Man müsse aber, so Hußmann, die Kriterien aus dem Familienatlas hinterfragen. „Zudem wurden die Zahlen nur auf den Kreis bezogen und nicht auf die einzelnen Städte heruntergebrochen“, so Hußmann.

Neue Vorgehensweise

Die Bürgermeister aus dem Kreis Unna und Landrat Michael Makiolla haben sich jetzt auf eine neue Vorgehensweise geeinigt. Man will nun, federführend ist hier der Kreis, die positiven und familienfreundlichen Angebote der Kommunen herausstellen.
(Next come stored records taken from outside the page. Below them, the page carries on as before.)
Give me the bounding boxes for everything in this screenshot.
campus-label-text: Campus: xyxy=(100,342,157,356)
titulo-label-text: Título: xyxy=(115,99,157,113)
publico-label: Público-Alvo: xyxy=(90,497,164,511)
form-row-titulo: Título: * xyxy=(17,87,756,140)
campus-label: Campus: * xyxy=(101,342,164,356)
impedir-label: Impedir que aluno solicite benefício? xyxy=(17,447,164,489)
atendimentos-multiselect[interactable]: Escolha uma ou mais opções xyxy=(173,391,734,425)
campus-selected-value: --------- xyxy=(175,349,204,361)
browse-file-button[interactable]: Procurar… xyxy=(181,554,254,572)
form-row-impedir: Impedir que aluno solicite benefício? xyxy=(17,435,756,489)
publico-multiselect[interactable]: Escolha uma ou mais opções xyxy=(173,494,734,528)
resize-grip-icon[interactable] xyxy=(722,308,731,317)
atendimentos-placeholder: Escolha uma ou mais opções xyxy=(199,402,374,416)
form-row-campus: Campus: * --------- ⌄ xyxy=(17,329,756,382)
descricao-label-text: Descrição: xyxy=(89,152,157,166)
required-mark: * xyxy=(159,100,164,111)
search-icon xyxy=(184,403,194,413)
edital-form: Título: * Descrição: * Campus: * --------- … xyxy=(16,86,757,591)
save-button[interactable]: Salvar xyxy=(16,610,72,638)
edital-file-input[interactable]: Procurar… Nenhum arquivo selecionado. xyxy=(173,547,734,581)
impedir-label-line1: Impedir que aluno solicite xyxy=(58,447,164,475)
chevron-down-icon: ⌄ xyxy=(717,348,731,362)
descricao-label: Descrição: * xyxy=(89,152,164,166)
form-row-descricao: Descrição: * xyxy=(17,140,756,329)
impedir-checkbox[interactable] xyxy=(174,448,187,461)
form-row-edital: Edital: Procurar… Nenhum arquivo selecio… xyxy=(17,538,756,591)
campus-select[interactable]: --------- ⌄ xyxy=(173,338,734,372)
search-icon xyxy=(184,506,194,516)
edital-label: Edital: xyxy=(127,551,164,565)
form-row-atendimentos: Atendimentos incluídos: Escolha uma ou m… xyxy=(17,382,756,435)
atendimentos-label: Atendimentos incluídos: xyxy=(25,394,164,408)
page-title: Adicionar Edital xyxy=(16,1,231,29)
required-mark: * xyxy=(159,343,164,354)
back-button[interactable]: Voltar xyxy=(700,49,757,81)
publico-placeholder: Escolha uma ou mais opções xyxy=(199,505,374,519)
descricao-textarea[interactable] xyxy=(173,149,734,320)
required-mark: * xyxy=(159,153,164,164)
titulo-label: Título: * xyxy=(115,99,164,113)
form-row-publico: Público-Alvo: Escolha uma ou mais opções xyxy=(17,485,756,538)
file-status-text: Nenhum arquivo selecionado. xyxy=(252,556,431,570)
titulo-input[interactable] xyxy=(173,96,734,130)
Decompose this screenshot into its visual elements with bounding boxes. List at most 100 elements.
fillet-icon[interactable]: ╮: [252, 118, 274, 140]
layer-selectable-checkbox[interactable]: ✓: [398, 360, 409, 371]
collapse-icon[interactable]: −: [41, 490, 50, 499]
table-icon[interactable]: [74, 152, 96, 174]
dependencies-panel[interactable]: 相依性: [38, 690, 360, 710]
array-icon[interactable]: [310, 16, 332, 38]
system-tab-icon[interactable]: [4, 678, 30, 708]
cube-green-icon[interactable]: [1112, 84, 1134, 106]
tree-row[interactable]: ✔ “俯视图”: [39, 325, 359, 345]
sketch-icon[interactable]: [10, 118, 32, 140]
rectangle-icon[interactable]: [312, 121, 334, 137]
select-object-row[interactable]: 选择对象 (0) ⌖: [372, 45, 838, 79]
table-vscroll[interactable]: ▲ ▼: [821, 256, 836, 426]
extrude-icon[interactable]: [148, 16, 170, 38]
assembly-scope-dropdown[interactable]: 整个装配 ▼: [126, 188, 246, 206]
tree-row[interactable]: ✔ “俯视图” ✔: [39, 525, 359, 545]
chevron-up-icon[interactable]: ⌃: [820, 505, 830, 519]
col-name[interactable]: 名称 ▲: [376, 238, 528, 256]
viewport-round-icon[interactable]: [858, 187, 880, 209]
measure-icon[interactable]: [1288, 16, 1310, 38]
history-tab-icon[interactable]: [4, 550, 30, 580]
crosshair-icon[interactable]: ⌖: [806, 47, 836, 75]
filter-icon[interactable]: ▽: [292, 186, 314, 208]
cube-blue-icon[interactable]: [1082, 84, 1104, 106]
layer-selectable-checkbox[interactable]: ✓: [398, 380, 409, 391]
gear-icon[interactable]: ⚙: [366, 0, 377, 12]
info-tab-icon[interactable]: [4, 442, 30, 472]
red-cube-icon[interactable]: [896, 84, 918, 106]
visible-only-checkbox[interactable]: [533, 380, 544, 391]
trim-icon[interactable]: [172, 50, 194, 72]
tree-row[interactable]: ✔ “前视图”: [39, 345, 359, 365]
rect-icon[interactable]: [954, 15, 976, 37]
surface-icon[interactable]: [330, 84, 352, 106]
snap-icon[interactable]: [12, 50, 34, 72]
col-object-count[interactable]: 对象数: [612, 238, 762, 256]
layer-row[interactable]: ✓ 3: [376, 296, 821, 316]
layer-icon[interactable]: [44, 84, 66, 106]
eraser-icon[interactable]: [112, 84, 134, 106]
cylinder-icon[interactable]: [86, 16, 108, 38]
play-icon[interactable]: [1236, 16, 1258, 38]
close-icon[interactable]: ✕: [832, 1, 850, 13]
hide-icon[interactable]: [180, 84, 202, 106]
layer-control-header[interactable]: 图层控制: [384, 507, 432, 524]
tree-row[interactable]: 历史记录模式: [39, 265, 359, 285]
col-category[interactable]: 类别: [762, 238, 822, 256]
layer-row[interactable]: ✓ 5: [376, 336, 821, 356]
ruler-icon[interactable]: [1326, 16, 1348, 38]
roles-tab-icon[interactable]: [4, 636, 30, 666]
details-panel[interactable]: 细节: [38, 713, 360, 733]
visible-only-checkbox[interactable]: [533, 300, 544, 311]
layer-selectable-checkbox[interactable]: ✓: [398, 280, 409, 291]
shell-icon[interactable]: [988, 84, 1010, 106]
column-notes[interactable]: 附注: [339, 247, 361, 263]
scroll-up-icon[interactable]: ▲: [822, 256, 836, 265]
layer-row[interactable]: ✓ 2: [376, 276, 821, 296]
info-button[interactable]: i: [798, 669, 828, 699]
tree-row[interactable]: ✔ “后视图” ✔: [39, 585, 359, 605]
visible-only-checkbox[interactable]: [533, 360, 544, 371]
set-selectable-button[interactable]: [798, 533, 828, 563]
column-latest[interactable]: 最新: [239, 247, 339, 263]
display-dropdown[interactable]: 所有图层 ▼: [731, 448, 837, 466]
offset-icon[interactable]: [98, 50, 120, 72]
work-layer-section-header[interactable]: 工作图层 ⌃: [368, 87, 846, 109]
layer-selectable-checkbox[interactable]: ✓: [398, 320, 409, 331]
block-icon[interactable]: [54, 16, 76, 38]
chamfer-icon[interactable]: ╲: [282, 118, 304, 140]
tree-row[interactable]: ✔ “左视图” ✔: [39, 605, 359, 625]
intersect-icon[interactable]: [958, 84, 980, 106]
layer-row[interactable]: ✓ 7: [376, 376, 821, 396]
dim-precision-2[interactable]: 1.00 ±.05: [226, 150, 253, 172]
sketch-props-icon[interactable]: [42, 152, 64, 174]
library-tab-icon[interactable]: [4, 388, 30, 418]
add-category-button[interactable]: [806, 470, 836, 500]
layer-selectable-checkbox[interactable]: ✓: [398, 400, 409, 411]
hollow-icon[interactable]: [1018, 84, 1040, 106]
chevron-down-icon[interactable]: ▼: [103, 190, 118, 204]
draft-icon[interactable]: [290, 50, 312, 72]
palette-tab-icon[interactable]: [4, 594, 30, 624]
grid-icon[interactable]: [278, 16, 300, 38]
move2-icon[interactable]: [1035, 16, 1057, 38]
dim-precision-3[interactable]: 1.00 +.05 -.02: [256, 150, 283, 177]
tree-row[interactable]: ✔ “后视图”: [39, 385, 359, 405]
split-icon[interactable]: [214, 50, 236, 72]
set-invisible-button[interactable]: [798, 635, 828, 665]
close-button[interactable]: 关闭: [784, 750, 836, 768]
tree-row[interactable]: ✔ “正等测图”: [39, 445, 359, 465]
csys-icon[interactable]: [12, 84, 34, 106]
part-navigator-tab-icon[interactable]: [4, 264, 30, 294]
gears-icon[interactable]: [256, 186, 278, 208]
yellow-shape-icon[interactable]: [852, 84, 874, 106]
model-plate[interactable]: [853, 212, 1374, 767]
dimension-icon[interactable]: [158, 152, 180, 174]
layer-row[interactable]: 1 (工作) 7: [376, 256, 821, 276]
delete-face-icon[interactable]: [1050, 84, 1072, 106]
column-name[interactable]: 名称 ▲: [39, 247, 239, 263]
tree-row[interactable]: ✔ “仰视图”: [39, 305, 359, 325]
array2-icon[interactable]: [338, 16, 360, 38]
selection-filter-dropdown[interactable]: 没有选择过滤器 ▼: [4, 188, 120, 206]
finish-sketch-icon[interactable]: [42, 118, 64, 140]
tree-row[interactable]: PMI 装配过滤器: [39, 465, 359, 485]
Denn, so betont Hußmann, in Selm sei schon eine Menge für Familien getan worden.         „Ich erinnere nur daran, dass wir mit der Offenen Ganztagsschule mit sechs Gruppen gestartet sind oder dass wir bereits ein zweites Familienzentrum aufbauen“, stellt Hußmann für Selm heraus. Auch die Waldschule, der Ort der Bürgermeisterkonferenz, tauche in keiner Statistik auf. „Aber gerade hier wird ja eine Menge zum Beispiel auch für Schüler getan“, sagt Hußmann.